Friday, September 5, 2008

Zocalo - L.A. vs. Seattle: Whose Pacific Rim is it?

I was going to wait for the actual Pod-cast to be available, but who knows when that will be. Here is a written summary.

Me and Michael Soto were in attendance to this event, which seeks to discuss developments at the ports of La / Long Beach in contrast with the ports of Seattle. There were a couple of speakers at this event.

Steven Erie (moderator): Professor of Political Science and Director of Urban Studies & Planning at University of California, San Diego

Thomas J. O'Brien (Representing LA/LB): Director of Research, Center For International Trade & Transportation, California State University, Long Beach

David Olson (Representing Seattle): Professor of Labor Studies at Washington University, an honest to god Knight of Norway.

Conclusion: After about 30 seconds, David Olson conceded. LA/Long Beach OWNS the pacific rim trade. At least for now.

The point wasn't really to showcase the competition between the two ports, but rather to highlight the challenges both ports are facing.

Obvious challenges: Environment, Labor, Congestion, Politics

It was interesting to learn the politics behind the location of the LA/ Long Beach port (collectively referred to as the San Pedro ports in academic circles).

The whole region was more or less owned by the railroad, and they wanted to put the port for the region in Santa Monica. When the Southern Pacific Railroad arrived at Los Angeles a controversy erupted over where to locate the sea port. The SP preferred Santa Monica, while others advocated for San Pedro Bay. The Long Wharf was built in 1893 at the north end of Santa Monica to accommodate large ships and was dubbed Port Los Angeles. At the time it was constructed it was the longest pier in the world at 4700 feet, and accommodated a train. The plan did not last: San Pedro Bay, now known as the Port of Los Angeles, was selected by the United States Congress in 1897.

The port is actually a public agency and the state has huge influence what can go on at the ports and port revenues stay in the port. Thus, the San Pedro Bay had better lobbyists so the were able to secure the largest economic engine of the state. Santa Monica received the consolation prize, an amusement park on a pier.

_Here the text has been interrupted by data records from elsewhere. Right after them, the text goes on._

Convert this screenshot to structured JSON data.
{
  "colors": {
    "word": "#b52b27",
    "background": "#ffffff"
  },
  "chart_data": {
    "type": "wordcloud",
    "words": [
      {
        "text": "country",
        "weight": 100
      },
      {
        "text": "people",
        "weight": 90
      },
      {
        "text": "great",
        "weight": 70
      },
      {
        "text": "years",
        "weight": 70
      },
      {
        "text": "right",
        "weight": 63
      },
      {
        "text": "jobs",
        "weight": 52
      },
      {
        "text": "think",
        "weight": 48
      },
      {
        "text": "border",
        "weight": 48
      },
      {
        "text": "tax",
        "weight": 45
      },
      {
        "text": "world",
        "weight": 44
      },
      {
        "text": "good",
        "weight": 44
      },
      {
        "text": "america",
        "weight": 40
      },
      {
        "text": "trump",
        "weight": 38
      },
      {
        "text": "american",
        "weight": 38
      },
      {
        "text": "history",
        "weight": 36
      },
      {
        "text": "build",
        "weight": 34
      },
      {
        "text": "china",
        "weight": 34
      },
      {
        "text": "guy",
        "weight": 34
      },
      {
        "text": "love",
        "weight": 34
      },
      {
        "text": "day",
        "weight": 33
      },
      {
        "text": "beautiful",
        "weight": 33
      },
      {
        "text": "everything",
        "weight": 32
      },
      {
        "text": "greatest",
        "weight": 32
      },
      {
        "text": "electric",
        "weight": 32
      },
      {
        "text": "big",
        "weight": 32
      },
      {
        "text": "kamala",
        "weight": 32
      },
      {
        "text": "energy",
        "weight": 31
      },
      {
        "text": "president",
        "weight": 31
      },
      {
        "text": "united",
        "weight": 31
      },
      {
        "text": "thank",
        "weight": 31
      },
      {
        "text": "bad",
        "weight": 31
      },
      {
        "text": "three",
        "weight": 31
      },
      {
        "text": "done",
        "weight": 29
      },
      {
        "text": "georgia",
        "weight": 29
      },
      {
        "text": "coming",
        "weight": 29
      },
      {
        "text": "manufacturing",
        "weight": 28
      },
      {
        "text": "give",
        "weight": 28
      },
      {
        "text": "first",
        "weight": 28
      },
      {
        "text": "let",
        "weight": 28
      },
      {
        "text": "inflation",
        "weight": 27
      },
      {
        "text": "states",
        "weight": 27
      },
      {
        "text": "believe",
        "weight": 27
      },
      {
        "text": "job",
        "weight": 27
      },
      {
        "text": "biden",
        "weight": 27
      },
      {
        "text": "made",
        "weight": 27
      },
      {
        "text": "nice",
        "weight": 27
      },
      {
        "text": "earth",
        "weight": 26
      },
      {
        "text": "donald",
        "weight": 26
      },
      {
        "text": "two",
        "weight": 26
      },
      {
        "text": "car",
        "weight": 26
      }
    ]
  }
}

The port commissioners, one for Los Angeles and one for Long Beach, are appointed by the mayors of their respective cities. These cities place a different level of importance on the port. For Los Angeles which is connected to the port via a narrow umbilical cord whereas for Long Beach, the port is at the center of life for the city. Thus, the recent clean-port policies reflects the importance of the port for these cities and helps to explain their behavior.

For Seattle, the port is small beans. Only 1.7 million TEU's, or about what LA/ Long Beach pushes out over a 2-3 week period. The reason why so little stuff comes through Seattle is that there are many smaller ports in the region that compete directly with Seattle, and Seattle doesn't have captive cargo like LA/ LB. Captive cargo means that the cargo has to go there, as it is the final point of consumption for the cargo, cargo orginates or is destined for LA/ LB. Seattle doesn't have the population to be a major contender.